In this state, the fluorescent light returned from the sample 50 passes through the dichroic mirror 20 and is separated from other return light components (reflected laser light or the like), and then enters the condenser lens 61 to be shielded. It is focused on the plate 62.

As described above, in the present embodiment, the two optical path deflectors 31 and 33 are arranged so as to satisfy the expression (4), so that the light-converging spot of the light-converging spot to be condensed on the light-shielding plate 62 is not changed. The condensing point coincides with the pinhole center of the light shielding plate 62.

The fluorescence having passed through the pinhole of the light shielding plate 62 is incident on the second dichroic mirror 64 for fluorescence spectroscopy, and is separated into wavelength regions. In this case, the fluorescence reflected by the dichroic mirror 64 for fluorescence spectroscopy and the optical path bending mirror 6 after passing through the dichroic mirror 64
The fluorescence reflected by 5 enters the barrier filters 66 and 67, respectively.

The barrier filters 66 and 67 remove slightly remaining excitation light and fluorescence having different wavelength components, and then enter the photodetectors 63a and 63b, respectively, and detected as fluorescence components for each wavelength range. There is.

Then, these photodetectors 63a, 63b
The detection signal from is sent to a CPU (not shown), where the light amount ratio of fluorescence of two types of wavelengths is calculated, and image processing is performed. By this processing, the calcium ion amount of the sample 50 is calculated, and the image of the inspection surface is displayed.
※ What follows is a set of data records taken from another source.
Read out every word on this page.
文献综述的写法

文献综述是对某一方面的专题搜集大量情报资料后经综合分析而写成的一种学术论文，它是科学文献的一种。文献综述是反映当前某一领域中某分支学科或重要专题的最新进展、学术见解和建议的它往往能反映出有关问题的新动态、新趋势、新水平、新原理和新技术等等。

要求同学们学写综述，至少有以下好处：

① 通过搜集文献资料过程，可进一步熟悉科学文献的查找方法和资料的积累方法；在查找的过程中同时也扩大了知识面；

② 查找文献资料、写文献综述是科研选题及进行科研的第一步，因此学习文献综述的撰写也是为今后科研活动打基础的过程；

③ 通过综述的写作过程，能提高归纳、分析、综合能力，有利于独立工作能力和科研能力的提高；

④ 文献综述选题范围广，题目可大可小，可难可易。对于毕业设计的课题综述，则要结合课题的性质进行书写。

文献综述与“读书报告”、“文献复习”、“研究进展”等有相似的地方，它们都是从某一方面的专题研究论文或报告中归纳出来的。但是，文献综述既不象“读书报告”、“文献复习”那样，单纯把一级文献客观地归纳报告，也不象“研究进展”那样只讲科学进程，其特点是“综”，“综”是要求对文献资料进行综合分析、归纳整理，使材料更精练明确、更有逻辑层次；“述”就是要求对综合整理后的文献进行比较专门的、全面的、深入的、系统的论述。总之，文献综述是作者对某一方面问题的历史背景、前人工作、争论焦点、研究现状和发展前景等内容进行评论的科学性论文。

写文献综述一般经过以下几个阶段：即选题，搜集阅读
Here, in this embodiment, fluorescence of two wavelengths is detected, but both of these fluorescence are visible light, and axial chromatic aberration and lateral chromatic aberration between visible lights are very small (excitation light). Since the wavelength of (ultraviolet light) and the wavelength of fluorescence (visible light are different from the axial chromatic aberration and the chromatic aberration of magnification), the light is condensed at substantially the same position on the light shielding plate 62.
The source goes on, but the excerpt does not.